For an NFL kicker, the cameras, reporters and notepads don’t tend to appear unless one of two things happen: you kick a game-winning field goal or you screw up. Sunday night at Bank of America Stadium, the media gathered around Olindo Mare’s locker while he dressed. It was time to face the questions -- he screwed up.
"Obviously I didn’t do my job," Mare said quietly. "It’s difficult when your team puts you in a position to succeed and do everything they can to win a game and you don’t come through."
But to pin the Carolina Panthers’ heart-wrenching loss on Mare’s right foot would be short-sighted.
Should he have made the 31-yard field goal? Sure. But it never should have come down to that relatively short kick.
"Whoever thinks this game came down to the last possession is a fool," Panthers quarterback Cam Newton said. "Yeah, he missed a field goal, but go back in the third quarter and look at the drives. We had our opportunities. I’ll be damned if someone just sits up there and puts the pressure on one particular person where it was a collective loss."
Ok, let’s go back to that third quarter. After the Panthers opened the second half with a touchdown drive, the offense shut down. Three straight three-and-outs equaled a first down drought that extended to almost a full hour. Suddenly, it was 2010 again.
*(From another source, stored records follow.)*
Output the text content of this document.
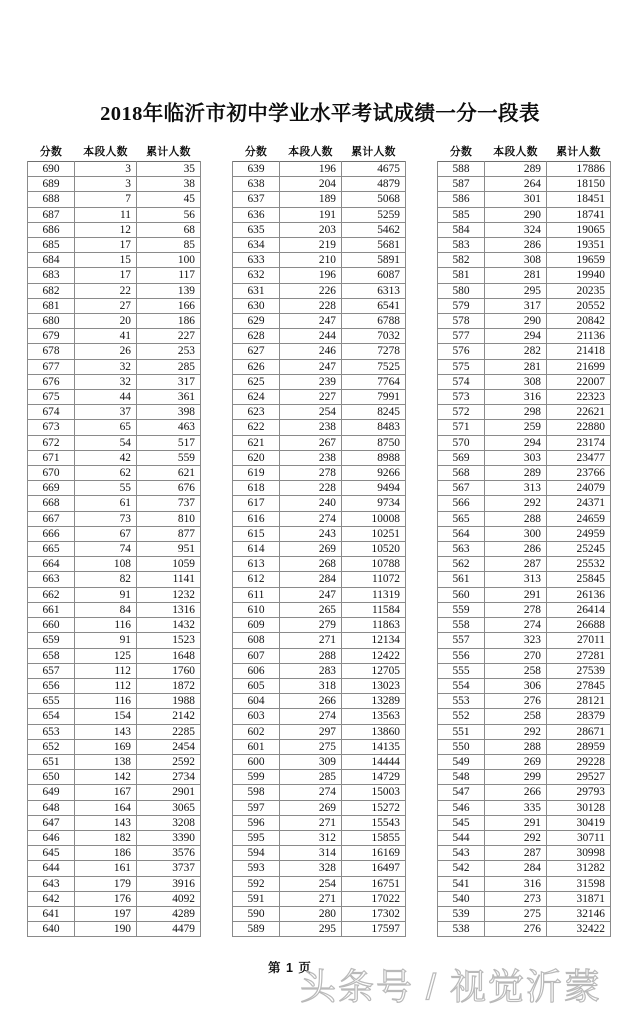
2018年临沂市初中学业水平考试成绩一分一段表
分数	本段人数	累计人数
690	3	35
689	3	38
688	7	45
687	11	56
686	12	68
685	17	85
684	15	100
683	17	117
682	22	139
681	27	166
680	20	186
679	41	227
678	26	253
677	32	285
676	32	317
675	44	361
674	37	398
673	65	463
672	54	517
671	42	559
670	62	621
669	55	676
668	61	737
667	73	810
666	67	877
665	74	951
664	108	1059
663	82	1141
662	91	1232
661	84	1316
660	116	1432
659	91	1523
658	125	1648
657	112	1760
656	112	1872
655	116	1988
654	154	2142
653	143	2285
652	169	2454
651	138	2592
650	142	2734
649	167	2901
648	164	3065
647	143	3208
646	182	3390
645	186	3576
644	161	3737
643	179	3916
642	176	4092
641	197	4289
640	190	4479
分数	本段人数	累计人数
639	196	4675
638	204	4879
637	189	5068
636	191	5259
635	203	5462
634	219	5681
633	210	5891
632	196	6087
631	226	6313
630	228	6541
629	247	6788
628	244	7032
627	246	7278
626	247	7525
625	239	7764
624	227	7991
623	254	8245
622	238	8483
621	267	8750
620	238	8988
619	278	9266
618	228	9494
617	240	9734
616	274	10008
615	243	10251
614	269	10520
613	268	10788
612	284	11072
611	247	11319
610	265	11584
609	279	11863
608	271	12134
607	288	12422
606	283	12705
605	318	13023
604	266	13289
603	274	13563
602	297	13860
601	275	14135
600	309	14444
599	285	14729
598	274	15003
597	269	15272
596	271	15543
595	312	15855
594	314	16169
593	328	16497
592	254	16751
591	271	17022
590	280	17302
589	295	17597
分数	本段人数	累计人数
588	289	17886
587	264	18150
586	301	18451
585	290	18741
584	324	19065
583	286	19351
582	308	19659
581	281	19940
580	295	20235
579	317	20552
578	290	20842
577	294	21136
576	282	21418
575	281	21699
574	308	22007
573	316	22323
572	298	22621
571	259	22880
570	294	23174
569	303	23477
568	289	23766
567	313	24079
566	292	24371
565	288	24659
564	300	24959
563	286	25245
562	287	25532
561	313	25845
560	291	26136
559	278	26414
558	274	26688
557	323	27011
556	270	27281
555	258	27539
554	306	27845
553	276	28121
552	258	28379
551	292	28671
550	288	28959
549	269	29228
548	299	29527
547	266	29793
546	335	30128
545	291	30419
544	292	30711
543	287	30998
542	284	31282
541	316	31598
540	273	31871
539	275	32146
538	276	32422
第 1 页
头条号 / 视觉沂蒙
"Three and out is unacceptable, and if you expect to win games and you’re going three and out and you call yourself a high-powered offense, that’s not it," Newton said.
While the Panthers offense sputtered for most of the second half, at least they didn’t put points on a platter for the Minnesota Vikings. Nope, Carolina played the role of generous host in the first half.
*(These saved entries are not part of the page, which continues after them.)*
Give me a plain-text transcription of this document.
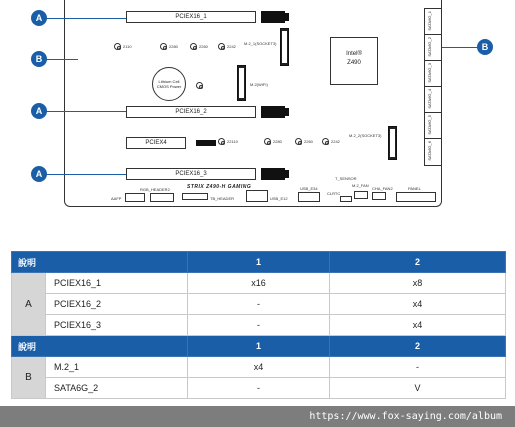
PCIEX16_1
PCIEX16_2
PCIEX4
PCIEX16_3
A
A
A
B
B
2110	2280	2260	2242
M.2_1(SOCKET3)
Lithium Cell
CMOS Power	M.2(WIFI)
Intel®
Z490
SATA6G_1
SATA6G_2
SATA6G_3
SATA6G_4
SATA6G_5
SATA6G_6
22110	2280	2260	2242
M.2_2(SOCKET3)
RGB_HEADER2
AAFP
STRIX Z490-H GAMING
TB_HEADER	USB_E12
USB_E34
T_SENSOR
M.2_FAN
CLRTC
CHA_FAN2	PANEL
說明		1	2
A	PCIEX16_1	x16	x8
	PCIEX16_2	-	x4
	PCIEX16_3	-	x4
說明		1	2
B	M.2_1	x4	-
	SATA6G_2	-	V
https://www.fox-saying.com/album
Newton came into his eighth game as a pro with zero fumbles lost. In the first two quarters Sunday, he lost two fumbles after being hit from his blindside. Those two turnovers directly led to 14 Minnesota points.
"Then early in the game we did the same thing with the sack fumble. It seems with every game we’ve lost we find ways to make it really easy on the other team."
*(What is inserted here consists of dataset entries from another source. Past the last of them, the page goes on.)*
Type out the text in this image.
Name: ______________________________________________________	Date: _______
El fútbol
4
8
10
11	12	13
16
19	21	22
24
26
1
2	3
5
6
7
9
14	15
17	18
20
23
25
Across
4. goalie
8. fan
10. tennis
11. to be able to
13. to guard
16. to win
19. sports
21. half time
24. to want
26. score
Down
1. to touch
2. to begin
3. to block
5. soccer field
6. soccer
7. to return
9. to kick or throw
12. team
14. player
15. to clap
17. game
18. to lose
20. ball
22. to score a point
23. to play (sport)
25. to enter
But despite those three-and-outs and turnovers, the Panthers had a chance late in the fourth quarter. They had a chance to not just go to overtime, but to win the game.
With 50 seconds left and the Panthers facing a third and three, Newton ran right, picked up six yards, leaped and landed without his helmet. It would have been a first and goal at the Vikings 8-yard line. It would have been if not for a yellow flag.
Steve Smith was called for holding, turning a first and goal into a third and seven. While he pled his innocence with the refs, the replay showed Smith putting a bear hug on Vikings linebacker Chad Greenway.
Not surprisingly, that’s not the way Panthers head coach Ron Rivera saw it:
"They tell them as long as his hands are inside, they are inside. That’s what I saw. But I’m not the one on the field making the decision, so we just go with it."
When he was asked about the call, Smith played nice at first:
"The ref said it was holding, so it was holding."
But ultimately, the Panthers mercurial receiver couldn’t completely hold his tongue:
"For a 70-year-old man gimping down the field, I guess that’s what (the ref) saw."
The truth is, the Panthers didn’t lose because of a "gimping" ref or Mare’s left hook. This was more about a young team that continues to make piles of mistakes. That’s the theme of the first half of the 2011 season.
The Panthers are most likely better than their 2-6 record indicates, but as someone around here used to say, "It is what it is."
"You look at our record and it says a lot. I don’t classify us as a good team," Newton said. "Actions speak way louder than words."